If you mess with engines you can get different results. Such as short time constraints best engines can lose. There was some nameless engine that was beating Rybka at bullet back when Rybka was the best. I woudln't want to analyse with the computer bullet champ. Match them in 40/40 games on the same machine and let us know :p
Going over the game with houdini on my end, it must have been forced to move instantly rather than being given one second per move. The output from my end even at one second show black played a horrible game. I can't even get Houdini to play 18...f6 on any of it's output timelines. Meanwhile white actually agrees more with my Houdini than black does, so I suspect there was some unfair time advantage going on.
What hardware did the guy use for Houdini? A watch? Anyway, the game is both pointless and worthless from a "look at houdini lose this game" standpoint.
I don't understand why the two engines weren't given identical time controls. (Technically impossible?) That would have enable a fairer comparison. As it is, I'm not sure the result means anything at all.
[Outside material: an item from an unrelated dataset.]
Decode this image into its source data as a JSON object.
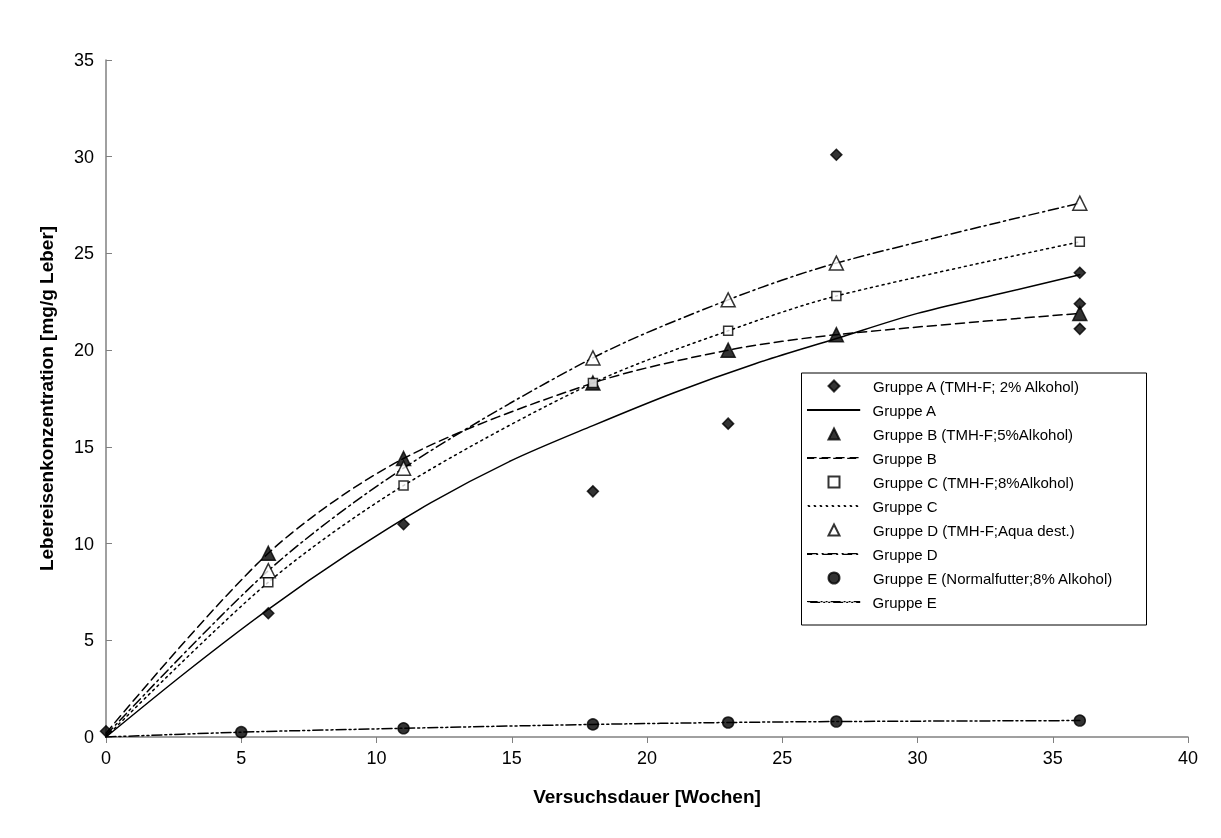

Got it. Scoring faster checkmate higher really makes the trick. I could not and still can't see a natural reason to do so. It's winning anyway, the same outcome, same "1-0". But it's a logical way to force an engine to search fastest checkmates, I have to agree.
About the mate in the end. My Houdini spotted a mate in 30 after 4 seconds and then reduced it even more after 10 seconds to 23 I think. Was a basic endgame tho.
So basically everyone's agreeing that Houdini was not playing at it's top strength for whatever reason and that it simply lost because it was a derp?
I'm pretty sure that's the case yes.
The PC and CPU running any chess engine also matters, a lot. The latest and greatest engines require the latest and greatest PCs and CPUs to attain maximum performance (ie ELO ratings of +3000) You could run the same version of Houdini or any other strong engine on 2 different PCs, and if one is a brand-new state of the art PC and the other is a real antique, ie over 3 yrs old you would undoubtedly notice much better performance on the brand-new PC.
AND how the engine is configured matters too, as in how much CPU time and RAM it's alloted, how much time it's given to compute each move or the entire game, how deep it's ply search is set for etc etc.
But basically for 99% of the members here including me this is all nonsense the vast majority of chess players DO NOT have any need whatsoever for an engine rated +3000 that runs in a 64-bit OS using multi-processors and blah blah blah blah - most of us can get by quite nicely with Fritz 11 not Fritz 13, or better yet with the free versions of Houdini, Stockfish, Firebird running in free chess programs such as Arena and Winboard.
Yeah there's no need for the ultimate engine. I'm fine with my engine as long as I can not even make a draw against it.